Quelle: Margrit Hahn (2)

Luckenwalde . Die Fassade des Dentallabors in der Lindenallee 5 in Luckenwalde wird saniert. Nachdem in den vergangenen Jahren bereits die Türme der katholischen Kirche und das Pfarrhaus auf Vordermann gebracht wurden, haben sich Zahntechnikermeisterin Sylvia Eckhardt und ihr Mann Andreas entschieden, auch das ehemalige Schul- und Wohnhaus sanieren zu lassen, dass zu diesem Ensembles gehört. Durch die beiden sanierten Nachbargebäude fallen die starken Schäden an der Fassade des Dentallabors besonders auf.

„Wissen sie, was das für Löcher sind?“, fragt Dieter Schipplick während des Fototermins. Der Luckenwalder erinnert sich daran, wie er zu Kriegszeiten mit seiner Mutter die Lindenallee entlanggelaufen ist und vom Flugzeug aus beschossen wurde. „Meine Mutter hat sich über mich geworfen, um mich zu schützen“, erzählt Schipplick. Die Kugeln seien nur so an ihm vorbeigezischt und hätten das Mauerwerk getroffen. Insgesamt sind es wohl mehr als 100 Einschusslöcher, die jetzt bei der Sanierung beseitigt werden.

„Zuerst muss die Fassade substanzschonend gesäubert werden. Seit Juni werden schadhafte Stellen ausgebessert und fehlende Klinker ersetzt“, sagt Karl-Heinz Prib, der die Bauarbeiten an der Kirche und am Pfarrhaus ebenfalls begleitet.
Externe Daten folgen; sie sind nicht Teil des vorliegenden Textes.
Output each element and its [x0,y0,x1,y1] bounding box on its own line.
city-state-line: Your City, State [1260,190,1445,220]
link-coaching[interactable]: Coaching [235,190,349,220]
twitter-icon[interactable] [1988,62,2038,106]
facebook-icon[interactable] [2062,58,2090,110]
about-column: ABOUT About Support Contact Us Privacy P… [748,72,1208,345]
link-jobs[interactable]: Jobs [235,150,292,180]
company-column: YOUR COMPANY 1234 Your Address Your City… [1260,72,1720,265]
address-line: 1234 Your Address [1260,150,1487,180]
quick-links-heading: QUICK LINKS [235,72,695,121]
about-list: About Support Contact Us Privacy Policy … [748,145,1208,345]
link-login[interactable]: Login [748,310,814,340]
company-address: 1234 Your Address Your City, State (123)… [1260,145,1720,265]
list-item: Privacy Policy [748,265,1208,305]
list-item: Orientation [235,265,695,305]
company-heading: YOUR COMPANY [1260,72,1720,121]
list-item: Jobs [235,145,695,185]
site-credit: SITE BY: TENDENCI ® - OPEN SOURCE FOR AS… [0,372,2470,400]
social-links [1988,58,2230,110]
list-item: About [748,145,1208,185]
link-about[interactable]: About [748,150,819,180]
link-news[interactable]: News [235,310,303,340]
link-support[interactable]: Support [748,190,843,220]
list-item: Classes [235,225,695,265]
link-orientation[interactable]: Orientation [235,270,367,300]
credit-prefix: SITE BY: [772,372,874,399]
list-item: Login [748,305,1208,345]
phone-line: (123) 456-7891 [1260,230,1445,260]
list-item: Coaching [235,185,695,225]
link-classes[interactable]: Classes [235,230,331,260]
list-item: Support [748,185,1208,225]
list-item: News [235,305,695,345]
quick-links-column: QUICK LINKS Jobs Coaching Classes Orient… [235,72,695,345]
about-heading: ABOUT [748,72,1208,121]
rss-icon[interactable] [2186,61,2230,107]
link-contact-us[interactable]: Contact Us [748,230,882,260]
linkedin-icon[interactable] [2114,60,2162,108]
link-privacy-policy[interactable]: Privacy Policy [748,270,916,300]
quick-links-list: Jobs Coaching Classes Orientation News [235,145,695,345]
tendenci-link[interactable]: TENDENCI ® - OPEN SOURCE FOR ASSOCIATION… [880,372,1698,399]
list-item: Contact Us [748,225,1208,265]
Problematisch könnten die fehlenden Zierpfeiler werden, die neu aufzumauern sind. Auch die Formsteine der Fenstersturze müssen ersetzt werden. „Es gibt diese Steine nicht fertig zu kaufen, die müssen extra angefertigt werden“, fügt Prib hinzu. Der Schornstein am Seitenflügel, der zu DDR-Zeiten entstanden war, ist inzwischen entfernt worden. Die Bauarbeiten erfolgen bei laufendem Betrieb.

Sylvia Eckhardt und ihre zehn Mitarbeiter haben viel zu tun. Das Dentallabor begeht in diesem Jahr das 25-jährige Bestehen. „Bevor wir eingezogen sind, befand sich hier die Kreisstelle für Unterrichtsmittel und die Gewerkschaft für Volksbildung“, berichtet Sylvia Eckhardt. Ursprünglich sollte das Gebäude zum Arbeitsamt umfunktioniert werden, dann stellte sich aber heraus, dass es für diesen Zweck viel zu klein war.

Die ersten Jahre war das Dentallabor zur Miete in dem ehemaligen Schul- und Wohnhaus untergebracht, doch nachdem immer mehr in das Gebäude investiert wurde, entschloss sich das Ehepaar Eckhardt zum Kauf. Das Gebäude, in dem sich das Dentallabor, Aufenthaltsräume und ein Keller befinden, steht unter Denkmalschutz. Die Kosten für die Sanierung betragen nach ersten Schätzungen 70 000 Euro. „Das ist ein tolles städtebauliches Ensemble“, stellt Prib fest.

Bis Mitte September soll der größte Teil der Bauarbeiten beendet sein. Das 25-jährige Bestehen des Dentallabors im Oktober wird trotzdem nicht auf dem Grundstück in der Lindenallee 5 gefeiert.